I’ve just finished reading a novel. OK, so it was a historical romance. So sue me…
The premise sounded pretty good – witty, amusing, and fun. The execution, however, let down the premise quite significantly.
Firstly, there was the business of the ring. Everyone was looking for it, but it was never satisfactorily explained why this was. Clearly, the ring proved something about someone to some other people… but what, and how? I was left with the very clear feeling that the ring was, in fact, the most classical example of a MacGuffin I’ve ever come across.
Have you ever read a book like that? You spend most of your time trying to figure out why everyone is running around looking for X, or avoiding X, or doing X, and wondering whether:
a) the author has just missed out massive amounts of plot that would have explained everything (enthusiastic editor, maybe? Word limit?)
b) you are much more stupid than you had hitherto suspected or
c) it’s some kind of zen. What is the meaning of the ring? What is the sound of one hand clapping?
Of course, the whole point of romances is for girl to meet boy, girl to lose boy, then girl and boy to get back together again. In that sense, everything other than the relationship is one big MacGuffin. It’s just that I like my MacGuffins to at least make sense.

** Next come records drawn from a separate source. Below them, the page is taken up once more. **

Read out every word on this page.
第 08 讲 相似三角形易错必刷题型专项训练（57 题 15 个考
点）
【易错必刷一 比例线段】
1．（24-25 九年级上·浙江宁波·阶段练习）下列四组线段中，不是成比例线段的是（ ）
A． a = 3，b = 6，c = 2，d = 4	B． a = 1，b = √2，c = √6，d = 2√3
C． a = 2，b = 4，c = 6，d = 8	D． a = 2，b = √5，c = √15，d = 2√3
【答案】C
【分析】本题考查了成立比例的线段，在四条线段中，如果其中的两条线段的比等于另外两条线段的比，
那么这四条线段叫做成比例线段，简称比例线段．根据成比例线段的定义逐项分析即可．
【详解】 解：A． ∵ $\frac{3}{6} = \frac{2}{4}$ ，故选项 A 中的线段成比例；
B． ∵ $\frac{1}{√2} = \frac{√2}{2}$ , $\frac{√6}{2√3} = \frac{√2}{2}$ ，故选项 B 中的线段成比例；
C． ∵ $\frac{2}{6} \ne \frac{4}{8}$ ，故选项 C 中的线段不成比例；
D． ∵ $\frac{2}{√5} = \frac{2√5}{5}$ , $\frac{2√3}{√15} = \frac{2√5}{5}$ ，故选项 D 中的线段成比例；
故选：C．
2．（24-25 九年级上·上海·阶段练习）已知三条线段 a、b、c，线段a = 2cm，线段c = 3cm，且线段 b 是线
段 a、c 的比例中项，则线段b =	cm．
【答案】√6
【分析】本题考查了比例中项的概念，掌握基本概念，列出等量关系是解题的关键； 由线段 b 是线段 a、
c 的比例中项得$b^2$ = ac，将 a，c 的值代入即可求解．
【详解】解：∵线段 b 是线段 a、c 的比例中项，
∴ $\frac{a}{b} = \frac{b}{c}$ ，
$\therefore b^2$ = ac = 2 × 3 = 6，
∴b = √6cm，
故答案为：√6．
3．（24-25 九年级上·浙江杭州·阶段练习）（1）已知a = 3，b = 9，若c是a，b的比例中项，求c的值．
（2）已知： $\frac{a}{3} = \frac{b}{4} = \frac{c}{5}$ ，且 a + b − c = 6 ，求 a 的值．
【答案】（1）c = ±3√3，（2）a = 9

If you’re going to have an espionage plot on the side, do try to have it make sense. (Although see b and c above.) I’m now going to spend the next several days trying to figure out exactly what was going on, and wondering whether I’m wasting my time because even the author didn’t know, so what hope have I got?
Moving on from MacGuffin mania, I’d like to point out that authors who write historical fiction should, occasionally, do some research. Even fantasy authors can’t get away without it, and they get to make up the whole world as well as the people in it (please note: swords are not as heavy as people seem to think they are). Writers of historical novels have a much harder job because some difficult person has already been along and filled in all the background detail.
It really jolts the reader when a relatively important plot point is the existence of a birth certificate that may, or may not, be fake…. in a novel set before the national register of births was started (in 1837). Previous to this, births were registered with the church – usually the local parish church.
Then there was the street urchin with his pockets full of bills. In Britain, a bill is either the sticky-out bit on the front of a duck, or an accounting of monies to be paid. Only in America is it something that you can pay with. In the USA, the first dollar bills were issued in 1862. In Britain, paper money below the value of £5 was not legal tender until the Bank Notes Act 1833 (about ten years after this novel was set). And if a street urchin had a pocket full of £5 notes, that would make him an exceptionally well-off street urchin, given that this would run to thousands of pounds in today’s money. (Actually, I’d think myself quite well off if I had a pocketful of fivers in today’s money…) So unless our street urchin had a pocketful of reckonings (why?), he was either extremely well-heeled or a time-traveller.
These two instances of complete absence of research show a common problem: the author takes things for granted. Like American authors referring to ‘blocks’ as a measure of distance in British cities – Americans think in blocks (authors seem to, anyway); British people don’t. Probably because American cities are usually built on a grid system and British cities aren’t. We don’t think in blocks because we don’t have blocks – at least, not in the mathematical, distance-marking sense. But you’d have to look at a map of a British city to know that, or better yet, visit and discover that the streets bend, curve, and meet each other in unpredictable ways. Blocks designed by Salvador Dali….
But it’s very easy to assume that a thing (like a birth certificate) that is an important staple in your own culture is the same in the one you are writing about. You don’t think about birth certificates: everyone has one. Unfortunately, the only way to avoid introducing gaffes like this is to know enough about your period to have a general ‘sense’ of what’s right and what’s wrong, and where you need to do a bit of fact-checking.